Virologist Alexander Kekulé also thinks the obligation to wear FFP2 masks in public transport and the retail trade makes sense in principle. “An FFP2 mask is of course much safer than mouth and nose protection, which is often worn very loosely.”
FFP2 masks have arguably better self-protection than simple surgical mouth and nose coverings, explains Gérard Krause of the Helmholtz Center for Infection Research (HZI) in Braunschweig. In addition, the quality of simple mouth and nose guards on offer seems to be very variable – and the way they are worn is often insufficient. “With FFP2 masks, these two difficulties do not appear to be as pronounced, so better efficacy can be expected for this reason too.”
But there are also more skeptical voices about the FFP2 commitment. “I don’t think that makes a big difference,” says Johannes Knobloch, head of hospital hygiene at the University Medical Center Hamburg-Eppendorf, the German news agency. “In the worst case, the situation can even worsen because people feel more protected and are less careful.”
An FFP2 mask requires a great deal of professional knowledge, it stems from occupational safety and is not intended for laymen. “If it’s not put on all the way tight, it doesn’t work any better than a simple disposable mask,” says Knobloch. The breathing resistance is greater with the denser FFP2 masks than with the simple plastic or self-sewn fabric masks. “I always breathe at least partially through a cloth mask, but if there’s a small opening somewhere in the face with an FFP2 mask, almost all the air goes through that – and with it the virus.”
Also, it is unclear to many people that beards cannot wear an FFP2 mask tightly, Knobloch explains. “Men can only wear it with a clean shaven skin.”
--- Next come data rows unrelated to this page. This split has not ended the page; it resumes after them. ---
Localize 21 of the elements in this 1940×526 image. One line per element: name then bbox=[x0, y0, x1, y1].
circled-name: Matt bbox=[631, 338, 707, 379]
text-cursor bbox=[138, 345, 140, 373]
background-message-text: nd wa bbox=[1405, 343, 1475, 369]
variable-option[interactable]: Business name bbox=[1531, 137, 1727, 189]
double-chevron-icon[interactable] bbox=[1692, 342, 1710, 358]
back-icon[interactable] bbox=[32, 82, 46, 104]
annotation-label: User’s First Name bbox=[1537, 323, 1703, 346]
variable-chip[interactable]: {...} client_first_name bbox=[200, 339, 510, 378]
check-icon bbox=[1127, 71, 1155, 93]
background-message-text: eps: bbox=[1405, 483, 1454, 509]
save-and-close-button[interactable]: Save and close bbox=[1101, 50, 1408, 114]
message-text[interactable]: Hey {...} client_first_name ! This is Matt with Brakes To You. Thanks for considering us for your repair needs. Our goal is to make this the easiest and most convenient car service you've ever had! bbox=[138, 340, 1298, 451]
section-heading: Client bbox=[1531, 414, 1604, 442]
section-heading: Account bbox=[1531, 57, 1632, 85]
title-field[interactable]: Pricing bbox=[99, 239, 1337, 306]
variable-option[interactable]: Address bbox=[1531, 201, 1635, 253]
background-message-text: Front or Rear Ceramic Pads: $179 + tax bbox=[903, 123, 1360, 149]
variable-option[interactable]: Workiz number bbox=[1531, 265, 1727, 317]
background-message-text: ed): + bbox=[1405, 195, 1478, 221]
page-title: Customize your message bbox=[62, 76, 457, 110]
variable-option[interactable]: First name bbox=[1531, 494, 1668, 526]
The president of the Society for Aerosol Research, Christof Asbach, warns against misconceptions about the safety of FFP2 masks. These wouldn’t provide 100% protection, even if worn perfectly, Asbach told the German news agency. According to the requirements, the masks should filter 94 percent of the particles – 6 percent still. “In general, you also have to free yourself from the idea that there is one single measure that will reduce the risk of infection to zero.” A mix is important.
According to Asbach, it makes little difference whether the masks come from the class FFP2, N95 or KN95.